Les deux géants japonais révisent à la baisse leur objectif après les résultats en chute enregistrés au dernier trimestre. Pour Toshiba, la descente est sévère : le reporting du dernier trimestre fait état d’un recul de 72% du résultat opérationnel. Le yen fort et la chute des ventes de TV, tant au Japon qu’à l’export, la baisse de 25% de l’ensemble des ventes de produits électroniques, l’arrêt de la production dû aux catastrophes de l’année 2011 (séisme du printemps et inondations en Thaïlande), la baisse de 10% des livraisons de semi-conducteurs, le recul de la demande dû à la rétraction des ventes de PC en Europe et en Amérique: rien n’a contribué à améliorer la situation de la fin d’année.

 

Toshiba annonce un résultat opérationnel de 10,5 milliards de yen pour la période d’octobre à décembre, loin des 58,8 milliards prévus par les analystes. En attendant les résultats de Sony prévus pour jeudi, et ceux de Panasonic ce vendredi. Et ce n’est sans doute pas fini : selon les correspondants au Japon de Reuters,  le fournisseur de mémoire flash SanDisk prévoit lui aussi une baisse de ses revenus au premier semestre 2012, du fait du recul de la demande de composants pour mobiles.

 

Pour Hitachi, le résultat opérationnel serait en baisse de 33% sur le trimestre clôt en décembre, selon le quotidien du Nikkei, repris par une dépêche Reuters.
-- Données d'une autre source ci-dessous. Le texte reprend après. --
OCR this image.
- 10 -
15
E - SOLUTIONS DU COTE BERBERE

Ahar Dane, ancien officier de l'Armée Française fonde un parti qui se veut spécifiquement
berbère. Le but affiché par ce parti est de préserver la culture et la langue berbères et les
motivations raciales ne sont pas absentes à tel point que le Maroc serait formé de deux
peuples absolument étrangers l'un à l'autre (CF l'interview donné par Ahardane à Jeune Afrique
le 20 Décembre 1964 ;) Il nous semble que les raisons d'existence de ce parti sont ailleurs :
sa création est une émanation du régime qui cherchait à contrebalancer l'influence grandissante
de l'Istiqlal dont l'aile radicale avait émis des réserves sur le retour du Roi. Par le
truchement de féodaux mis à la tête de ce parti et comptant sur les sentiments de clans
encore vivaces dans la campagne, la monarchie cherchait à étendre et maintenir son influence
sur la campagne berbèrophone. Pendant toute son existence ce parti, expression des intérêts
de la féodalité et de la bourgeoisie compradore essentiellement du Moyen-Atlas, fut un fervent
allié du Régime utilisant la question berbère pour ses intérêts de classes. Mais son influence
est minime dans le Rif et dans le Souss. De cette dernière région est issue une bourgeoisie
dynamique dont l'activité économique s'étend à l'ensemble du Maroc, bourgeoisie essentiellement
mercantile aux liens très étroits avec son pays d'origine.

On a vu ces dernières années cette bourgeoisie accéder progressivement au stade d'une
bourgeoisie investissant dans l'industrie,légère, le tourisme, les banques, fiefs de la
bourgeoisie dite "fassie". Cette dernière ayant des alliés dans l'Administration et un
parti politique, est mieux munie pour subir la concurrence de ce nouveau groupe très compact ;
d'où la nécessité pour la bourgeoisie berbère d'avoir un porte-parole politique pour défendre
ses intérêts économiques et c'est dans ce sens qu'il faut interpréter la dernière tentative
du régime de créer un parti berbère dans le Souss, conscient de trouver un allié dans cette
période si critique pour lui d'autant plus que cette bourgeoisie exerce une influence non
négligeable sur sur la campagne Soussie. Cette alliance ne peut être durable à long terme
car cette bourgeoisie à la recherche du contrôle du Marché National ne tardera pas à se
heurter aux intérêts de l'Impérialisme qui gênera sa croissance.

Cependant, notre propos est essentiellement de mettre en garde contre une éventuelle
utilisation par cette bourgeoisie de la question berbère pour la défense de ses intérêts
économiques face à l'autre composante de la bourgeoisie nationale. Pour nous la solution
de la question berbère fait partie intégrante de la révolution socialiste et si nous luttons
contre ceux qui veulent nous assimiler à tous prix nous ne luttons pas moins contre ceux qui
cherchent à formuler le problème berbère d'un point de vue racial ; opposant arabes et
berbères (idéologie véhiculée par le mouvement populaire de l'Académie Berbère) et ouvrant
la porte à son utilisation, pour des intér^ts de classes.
Après une baisse de 9% au trimestre précédent, sur les neuf mois, la chute est de 26% (par rapport à la même période 2010). En cause, non seulement la baisse des ventes de téléviseurs LCD et d’ordinateurs, mais aussi celle des climatiseurs, ainsi que celle de la branche mécanique (machines et engins de construction) due au recul des projets de construction en Chine. La branche « automobile » d’Hitachi échappe à ce marasme, liée à la continuité de la demande du constructeur Nissan.